We have also shown that some correct implementations are more efficient than others. In particular, we first stated an implementation that requires only a single random number to be generated each time a vesicle is released. This is more efficient than an implementation based on generation of a Poisson process that determines availability times, and much more efficient than generating a random number for every time step in a simulation.

We also have shown that when multiple independent vesicle releases are considered, the most efficient stochastic simulation implementation can be achieved by generating binomial random numbers.

We have discussed that the two availability conceptual models are equivalent when the availability times are exponentially distributed, and this can be derived as a consequence of a well known property of a homogeneous Poisson point process. When the availability times are non-exponential, the two availability conceptual models we consider are generally non-equivalent.
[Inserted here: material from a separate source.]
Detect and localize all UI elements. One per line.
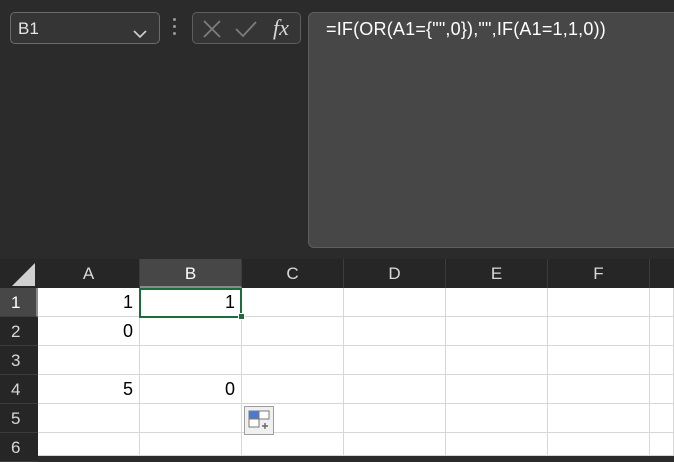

As we have shown, these points are important in terms of their consequences for the implementations that can be used to correctly simulate Availability Model 1. Another consequence is that the popular differential equation approach to describing the mean number of available vesicles could have analogous correct simple forms for Availability Model 2, but not for Availability Model 1.

When T_a is not exponentially distributed, no simple adaptation of the binomial approach will work for Availability Model 1, because there is no simple procedure for calculating random numbers corresponding to the random variable W. However, it is possible to keep track of how many vesicles were made unavailable by each AP, and how many are restored by the time of each subsequent AP, and perform a stochastic simulation that calculates as many binomial random numbers as there have been prior APs for which unavailable vesicles still exist. This procedure must make use of Equation (2) to calculate the probability of availability by the time of the next spike, using the time of the previous spike.

Such an algorithm may be more efficient than independently simulating each trial, provided that APs arrive relatively slowly compared with the mean time for a released vesicle to become available. Figure 6 shows that an implementation of this approach for Availability Model 1 and Rayleigh distributed available times agrees with data from an approach that individually simulates each trial.

For Availability Model 2, the binomial approach will work for arbitrary F_Ta, since the probability of an unavailable vesicle becoming available will be the same for all trials, as was the case for the data in Figure 6. Moreover, only the cumulative distribution function of the availability times need be known to carry this out, whereas Equation (2) needs to be computed for Availability Model 2. Such an algorithm is a straightforward extension of an algorithm described by Quastel (1997) for constant probabilities for any released vesicle to be available by the next spike.

We have considered only the simplest models in this paper. Other more complex models of availability and release have been proposed. For example, the mean times to availability for a vesicle may change over time (Wong et al., 2003), vesicles may also be released spontaneously in the absence of pre-synaptic APs (Sterratt et al., 2011), and multiple vesicles may be readily available for release at any site (although in this model only one can be released per pre-synaptic spike) (de la Rocha and Parga, 2005). Stochastic simulations that faithfully reflect these models can be readily devised by extension of the algorithms presented in this paper.

The authors declare that the research was conducted in the absence of any commercial or financial relationships that could be construed as a potential conflict of interest.